With 22,402 small business entrepreneurs, Tampa is the 53rd largest U.S. city in terms of general population. Tampa’s target industries include life sciences, financial services and film and digital media. And the city uses a variety of programs including real estate support, relocation and expansion services to attract and support small businesses.
Charlotte ranks 17th in terms of general population and has 22,318 businesses with fewer than 50 employees. The city draws in these small business owners with programs and incentives like tax credits, financial programs and even contracting opportunities. And since it’s located near both mountains and beaches, Charlotte offers quality of life features that can entice a lot of small business owners to the area.
As the 13th largest city in the U.S., Indianapolis boasts a population of 21,520 small business owners. The city offers its businesses the accessibility of a small city, but the amenities that you would find in larger cities. There are also tax abatement programs, grants and similar business incentive programs offered.
Jacksonville has about 20,272 small businesses and ranks 12th in overall population. The city is currently working to redevelop some of its economically distressed areas and promote private capital investment for businesses in the area.
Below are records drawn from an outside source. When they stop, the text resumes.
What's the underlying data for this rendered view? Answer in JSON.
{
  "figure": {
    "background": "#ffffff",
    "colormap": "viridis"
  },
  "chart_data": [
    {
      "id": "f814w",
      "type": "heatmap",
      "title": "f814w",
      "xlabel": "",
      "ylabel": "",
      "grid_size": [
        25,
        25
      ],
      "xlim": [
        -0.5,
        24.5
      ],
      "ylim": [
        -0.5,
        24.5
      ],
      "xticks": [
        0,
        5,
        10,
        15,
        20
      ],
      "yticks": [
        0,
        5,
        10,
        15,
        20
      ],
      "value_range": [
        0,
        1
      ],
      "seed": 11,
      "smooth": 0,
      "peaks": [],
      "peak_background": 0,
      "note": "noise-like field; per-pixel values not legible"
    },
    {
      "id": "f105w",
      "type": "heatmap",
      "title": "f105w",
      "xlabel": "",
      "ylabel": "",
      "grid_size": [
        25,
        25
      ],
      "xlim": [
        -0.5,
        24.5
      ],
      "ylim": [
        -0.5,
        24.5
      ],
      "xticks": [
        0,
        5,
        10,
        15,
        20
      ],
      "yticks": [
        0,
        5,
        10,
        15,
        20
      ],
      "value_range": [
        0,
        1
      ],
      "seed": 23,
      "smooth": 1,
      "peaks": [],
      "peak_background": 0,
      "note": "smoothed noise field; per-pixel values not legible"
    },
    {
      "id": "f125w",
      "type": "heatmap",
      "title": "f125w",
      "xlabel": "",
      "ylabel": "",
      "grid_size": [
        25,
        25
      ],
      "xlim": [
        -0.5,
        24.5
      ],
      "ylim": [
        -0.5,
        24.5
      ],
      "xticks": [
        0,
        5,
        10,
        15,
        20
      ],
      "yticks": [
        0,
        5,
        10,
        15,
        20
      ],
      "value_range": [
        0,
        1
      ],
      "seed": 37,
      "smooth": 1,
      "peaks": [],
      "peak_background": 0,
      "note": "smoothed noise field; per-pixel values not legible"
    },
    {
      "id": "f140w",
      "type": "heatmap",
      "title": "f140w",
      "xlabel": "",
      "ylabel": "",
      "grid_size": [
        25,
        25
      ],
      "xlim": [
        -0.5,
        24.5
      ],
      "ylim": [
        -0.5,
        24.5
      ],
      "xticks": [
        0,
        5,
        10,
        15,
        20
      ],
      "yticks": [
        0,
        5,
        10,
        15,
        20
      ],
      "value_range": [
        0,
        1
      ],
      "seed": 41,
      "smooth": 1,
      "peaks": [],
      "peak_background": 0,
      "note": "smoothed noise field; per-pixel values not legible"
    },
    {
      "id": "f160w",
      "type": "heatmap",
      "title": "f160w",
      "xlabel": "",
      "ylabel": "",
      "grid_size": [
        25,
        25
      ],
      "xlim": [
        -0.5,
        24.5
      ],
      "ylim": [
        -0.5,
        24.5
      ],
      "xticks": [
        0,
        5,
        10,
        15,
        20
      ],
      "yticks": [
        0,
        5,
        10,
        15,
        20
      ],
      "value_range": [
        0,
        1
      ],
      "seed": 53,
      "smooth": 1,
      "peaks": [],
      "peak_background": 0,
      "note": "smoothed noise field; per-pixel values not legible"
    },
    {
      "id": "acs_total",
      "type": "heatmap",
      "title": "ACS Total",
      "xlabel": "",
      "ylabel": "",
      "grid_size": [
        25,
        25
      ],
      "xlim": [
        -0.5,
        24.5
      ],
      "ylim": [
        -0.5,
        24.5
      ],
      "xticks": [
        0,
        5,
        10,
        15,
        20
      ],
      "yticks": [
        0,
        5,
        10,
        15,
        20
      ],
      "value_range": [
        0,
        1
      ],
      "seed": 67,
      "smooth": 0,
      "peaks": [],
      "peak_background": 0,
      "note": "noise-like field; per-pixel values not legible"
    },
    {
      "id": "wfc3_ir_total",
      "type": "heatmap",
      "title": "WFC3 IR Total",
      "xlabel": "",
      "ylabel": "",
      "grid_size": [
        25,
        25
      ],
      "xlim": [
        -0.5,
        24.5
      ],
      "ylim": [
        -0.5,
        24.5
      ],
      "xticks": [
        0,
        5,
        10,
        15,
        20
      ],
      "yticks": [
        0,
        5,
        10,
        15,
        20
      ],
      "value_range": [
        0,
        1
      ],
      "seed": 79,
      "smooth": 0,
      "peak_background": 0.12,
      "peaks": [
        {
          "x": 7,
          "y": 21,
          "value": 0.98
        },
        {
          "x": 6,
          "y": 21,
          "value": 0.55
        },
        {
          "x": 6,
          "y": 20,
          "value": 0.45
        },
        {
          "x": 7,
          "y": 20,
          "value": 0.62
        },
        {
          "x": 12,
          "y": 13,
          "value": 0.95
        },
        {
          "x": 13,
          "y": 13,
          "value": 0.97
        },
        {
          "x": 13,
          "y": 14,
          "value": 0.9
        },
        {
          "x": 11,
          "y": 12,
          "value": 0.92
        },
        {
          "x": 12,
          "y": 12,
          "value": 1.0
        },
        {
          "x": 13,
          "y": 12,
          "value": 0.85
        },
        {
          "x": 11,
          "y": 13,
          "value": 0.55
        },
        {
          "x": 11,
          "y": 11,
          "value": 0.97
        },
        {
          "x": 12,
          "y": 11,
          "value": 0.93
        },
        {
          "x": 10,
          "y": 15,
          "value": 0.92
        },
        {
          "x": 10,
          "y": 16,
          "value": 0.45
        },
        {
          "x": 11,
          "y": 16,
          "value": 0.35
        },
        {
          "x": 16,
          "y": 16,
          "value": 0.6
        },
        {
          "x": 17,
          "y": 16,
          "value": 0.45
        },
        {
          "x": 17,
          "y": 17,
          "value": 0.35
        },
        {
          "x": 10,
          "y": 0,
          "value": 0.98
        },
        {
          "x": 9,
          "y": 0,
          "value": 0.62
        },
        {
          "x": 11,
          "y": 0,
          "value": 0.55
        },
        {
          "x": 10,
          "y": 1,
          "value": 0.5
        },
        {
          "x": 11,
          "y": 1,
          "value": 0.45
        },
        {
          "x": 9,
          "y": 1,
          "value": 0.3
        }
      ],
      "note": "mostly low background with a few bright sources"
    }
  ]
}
The nation’s capital has about 20,044 small business entrepreneurs, and is the 24th largest city by population. Government contractors and political service providers are of course more popular in Washington, D.C. than they are in many other cities. But the city also offers business improvement districts, community development corporations and similar programs to improve and grow and nurture its small business community.
With 19,393 small business owners, Cincinnati, the 65th largest city in the country, is next on our list of top cities for small business entrepreneurs. The city’s business friendly tax structure, workforce development programs, site support and various other programs and incentive help make it a popular destination for small businesses.
Oklahoma City has 18,788 businesses with fewer than 50 employees. And it’s the 29th largest city in terms of overall population. A big draw to this city is its low cost of living. But there are also some business specific programs like enterprise zones, foreign trade zones and more that draw entrepreneurs to the area.
The tenth most populous city in the U.S. currently has about 18,399 small businesses. San Jose attracts those small business owners to the area through programs dealing with workforce development, real estate and culture. It’s also known as the capital of Silicon Valley and the center of an area commonly known as the birthplace of modern computer technology.
Pittsburgh is the 61st largest city in terms of general population. And it currently has about 18,364 small business owners among that population. The city’s quality of life offerings, along with business services like site selection and access to financial assistance contribute to the city’s small business community. In addition, the region’s largest seed-stage investor, InnovationWorks has provided more than $45 million in financing to more than 125 technology start-ups since it started ten years ago.
The 66th largest city in the country, St. Paul, has about 18,137 small businesses. The city’s business programs and offering include workforce resources, financial programs and development opportunity sites.